AI relies on tokens to understand the user's prompt and translate it into the result. This input pattern is universal, and it adheres closely to how we communicate naturally as humans. We choose our words wisely because they hold meaning. Think about how different ways of saying "I exited" changes the tone and meaning:
- I departed
- I slinked away
- I escaped
- I drifted
- I bowed out
Words carry meaning in their association too. For example, if I prompt a generator to show me a bear in a city, it will tend to place a brown bear in a generic western city. If I specify that I am asking for a Panda Bear, it will place the bear in China. Why? I didn't ask for a location change. This is an example of the bias inherent in our words. Panda Bears have a cultural association with China, so the AI pulls that connection into its definition of city when placing the bear in context.

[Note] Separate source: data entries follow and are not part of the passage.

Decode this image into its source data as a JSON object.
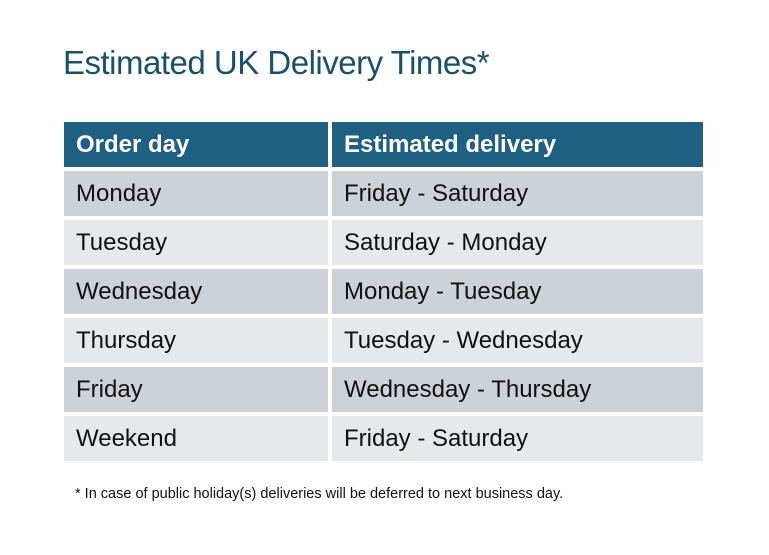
{
  "title": "Estimated UK Delivery Times*",
  "table": {
    "headers": [
      "Order day",
      "Estimated delivery"
    ],
    "rows": [
      [
        "Monday",
        "Friday - Saturday"
      ],
      [
        "Tuesday",
        "Saturday - Monday"
      ],
      [
        "Wednesday",
        "Monday - Tuesday"
      ],
      [
        "Thursday",
        "Tuesday - Wednesday"
      ],
      [
        "Friday",
        "Wednesday - Thursday"
      ],
      [
        "Weekend",
        "Friday - Saturday"
      ]
    ]
  },
  "footnote": "* In case of public holiday(s) deliveries will be deferred to next business day.",
  "colors": {
    "header": "#1f5f82",
    "title": "#1b4f6a",
    "row_dark": "#cdd1d8",
    "row_light": "#e6e8eb"
  }
}
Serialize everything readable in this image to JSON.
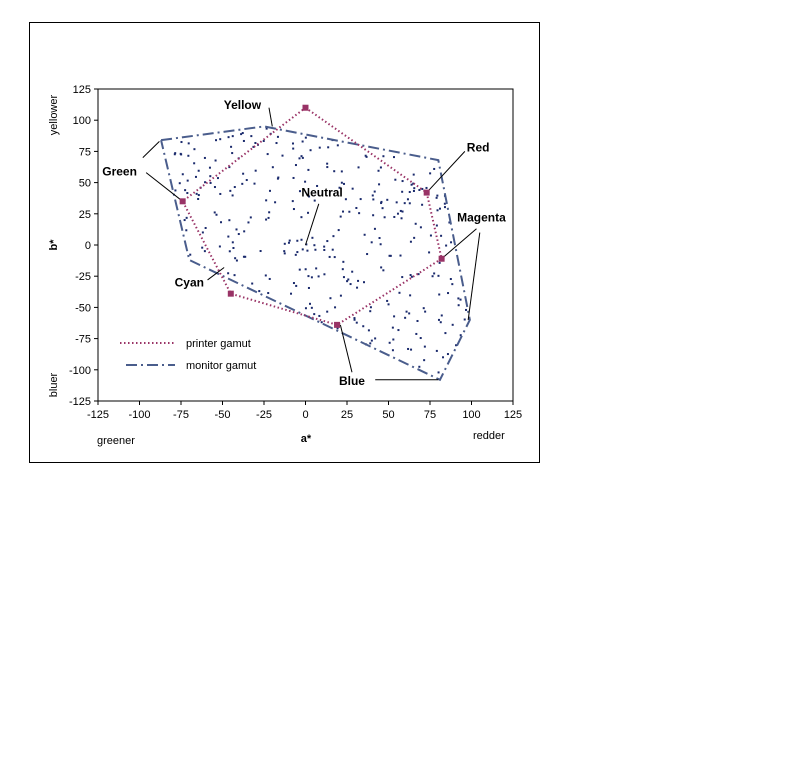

Token layering is a technique that combines tokens intentionally in order to refine the AI's understanding of your prompt and the direction of its response. Some tools, such as image generators, initially leaned heavily into the pattern literally, instructing users to list and weight tokens as their primary prompt. This was so popular that sharing compelling Midjourney tokens became a cottage industry.
However, while this is highly effective for creative brainstorming or injecting specific styles and tones through in-painting, it can be difficult for users to grasp new techniques. Even then, it's hard for tokens to fully describe your intent.
Web interfaces appear to converging on an evolved direction that blends an open ended prompt with layered tokens. Take Adobe Firefly for example, which asks you to write what you are looking for while an easy palette on the side of the screen lets you choose from stylistic, structural, and referential tokens. This pattern is also seen in Udio and other music generators.
Tokens can also be collected as a follow up to the initial prompt. Jasper and Perplexity are two notable examples of products that auto-generate follow up questions after the prompt is submitted, which themselves serve as inputs to capture additional tokens. The effect is a system that is progressively trying to better understand the user's intent without it feeling like a burden up front.
Finally, tokens can be introduced as a follow up action to help the user instruct the AI on how to modify its result. In this case, suggestions could be from a set list (as is the case with Grammarly or Notion), or generated automatically from the existing context, as the follow up above does. This method of collecting tokens and additional parameters is another example of how progressive disclosure can be used to decrease the up-front lift on the user.